Parser Evaluation for Analyzing Swedish 19th-20th Century Literature
Sara Stymne, Carin Östman, David Håkansson
In this study, we aim to find a parser for accurately identifying different types of subordinate clauses, and related phenomena, in 19th--20th-century Swedish literature. Since no test set is available for parsing from this time period, we propose a lightweight annotation scheme for annotating a single relation of interest per sentence. We train a variety of parsers for Swedish and compare evaluations on standard modern test sets and our targeted test set. We find clear trends in which parser types perform best on the standard test sets, but that performance is considerably more varied on the targeted test set. We believe that our proposed annotation scheme can be useful for complementing standard evaluations, with a low annotation effort.
Is Part-of-Speech Tagging a Solved Problem for Icelandic?
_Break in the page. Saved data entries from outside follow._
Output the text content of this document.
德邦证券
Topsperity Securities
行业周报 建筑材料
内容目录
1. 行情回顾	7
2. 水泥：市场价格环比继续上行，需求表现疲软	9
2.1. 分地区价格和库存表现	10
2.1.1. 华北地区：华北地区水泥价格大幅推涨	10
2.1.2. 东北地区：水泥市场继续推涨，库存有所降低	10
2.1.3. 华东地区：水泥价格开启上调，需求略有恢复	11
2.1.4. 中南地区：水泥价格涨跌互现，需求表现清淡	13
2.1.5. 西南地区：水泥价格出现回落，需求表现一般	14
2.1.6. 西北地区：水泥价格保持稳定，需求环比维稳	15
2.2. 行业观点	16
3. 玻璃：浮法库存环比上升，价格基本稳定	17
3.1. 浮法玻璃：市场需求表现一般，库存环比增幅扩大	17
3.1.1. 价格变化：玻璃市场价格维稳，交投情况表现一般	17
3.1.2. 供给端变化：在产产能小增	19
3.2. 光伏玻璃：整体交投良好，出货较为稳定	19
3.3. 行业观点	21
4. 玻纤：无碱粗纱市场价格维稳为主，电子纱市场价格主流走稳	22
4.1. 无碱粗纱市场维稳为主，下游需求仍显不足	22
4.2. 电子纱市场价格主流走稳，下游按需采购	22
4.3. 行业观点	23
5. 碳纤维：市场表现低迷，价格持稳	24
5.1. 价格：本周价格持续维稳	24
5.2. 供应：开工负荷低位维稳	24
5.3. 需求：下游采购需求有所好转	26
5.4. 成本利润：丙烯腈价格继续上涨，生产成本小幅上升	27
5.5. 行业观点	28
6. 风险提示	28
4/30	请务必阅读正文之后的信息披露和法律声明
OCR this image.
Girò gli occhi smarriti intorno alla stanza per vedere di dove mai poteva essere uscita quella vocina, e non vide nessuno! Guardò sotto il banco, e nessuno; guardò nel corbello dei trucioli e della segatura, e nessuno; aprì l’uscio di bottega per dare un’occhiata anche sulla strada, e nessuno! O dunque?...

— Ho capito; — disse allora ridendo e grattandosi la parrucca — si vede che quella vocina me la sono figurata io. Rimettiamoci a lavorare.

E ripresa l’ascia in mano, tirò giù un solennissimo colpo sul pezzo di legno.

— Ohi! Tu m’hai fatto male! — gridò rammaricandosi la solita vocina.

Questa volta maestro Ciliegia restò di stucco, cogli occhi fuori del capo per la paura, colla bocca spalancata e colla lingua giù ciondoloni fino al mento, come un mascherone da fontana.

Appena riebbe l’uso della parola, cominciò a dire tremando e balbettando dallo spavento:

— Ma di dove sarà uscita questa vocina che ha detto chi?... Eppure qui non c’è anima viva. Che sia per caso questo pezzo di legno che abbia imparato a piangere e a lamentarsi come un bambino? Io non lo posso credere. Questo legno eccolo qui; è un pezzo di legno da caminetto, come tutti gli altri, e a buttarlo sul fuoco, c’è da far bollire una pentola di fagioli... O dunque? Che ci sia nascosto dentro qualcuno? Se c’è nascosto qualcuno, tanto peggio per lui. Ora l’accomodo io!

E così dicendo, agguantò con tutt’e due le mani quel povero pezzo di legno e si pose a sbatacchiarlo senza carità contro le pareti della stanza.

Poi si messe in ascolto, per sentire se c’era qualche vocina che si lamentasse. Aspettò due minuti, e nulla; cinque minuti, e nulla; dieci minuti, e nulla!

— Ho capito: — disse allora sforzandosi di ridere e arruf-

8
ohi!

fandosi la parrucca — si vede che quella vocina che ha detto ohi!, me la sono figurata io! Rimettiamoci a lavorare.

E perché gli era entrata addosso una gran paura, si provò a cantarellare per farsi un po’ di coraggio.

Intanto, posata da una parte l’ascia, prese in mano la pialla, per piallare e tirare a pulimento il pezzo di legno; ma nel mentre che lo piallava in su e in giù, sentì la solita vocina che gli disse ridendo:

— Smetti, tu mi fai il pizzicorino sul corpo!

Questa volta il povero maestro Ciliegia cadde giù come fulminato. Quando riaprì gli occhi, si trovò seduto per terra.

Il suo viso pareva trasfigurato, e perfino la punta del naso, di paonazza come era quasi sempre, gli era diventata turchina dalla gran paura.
Örvar Kárason, Hrafn Loftsson
We train and evaluate four Part-of-Speech tagging models for Icelandic. Three are older models that obtained the highest accuracy for Icelandic when they were introduced. The fourth model is of a type that currently reaches state-of-the-art accuracy. We use the most recent version of the MIM-GOLD training/testing corpus, its newest tagset, and augmentation data to obtain results that are comparable between the various models. We examine the accuracy improvements with each model and analyse the errors produced by our transformer model, which is based on a previously published ConvBERT model. For the set of errors that all the models make, and for which they predict the same tag, we extract a random subset for manual inspection. Extrapolating from this subset, we obtain a lower bound estimate on annotation errors in the corpus as well as on some unsolvable tagging errors. We argue that further tagging accuracy gains for Icelandic can still be obtained by fixing the errors in MIM-GOLD and, furthermore, that it should still be possible to squeeze out some small gains from our transformer model.
Rules and neural nets for morphological tagging of Norwegian - Results and challenges
Dag Trygve Truslew Haug, Ahmet Yildirim, Kristin Hagen, Anders Nøklestad
This paper reports on efforts to improve the Oslo-Bergen Tagger for Norwegian morphological tagging. We train two deep neural network-based taggers using the recently introduced Norwegian pre-trained encoder (a BERT model for Norwegian). The first network is a sequence-to-sequence encoder-decoder and the second is a sequence classifier. We test both these configurations in a hybrid system where they combine with the existing rule-based system, and on their own. The sequence-to-sequence system performs better in the hybrid configuration, but the classifier system performs so well that combining it with the rules is actually slightly detrimental to performance.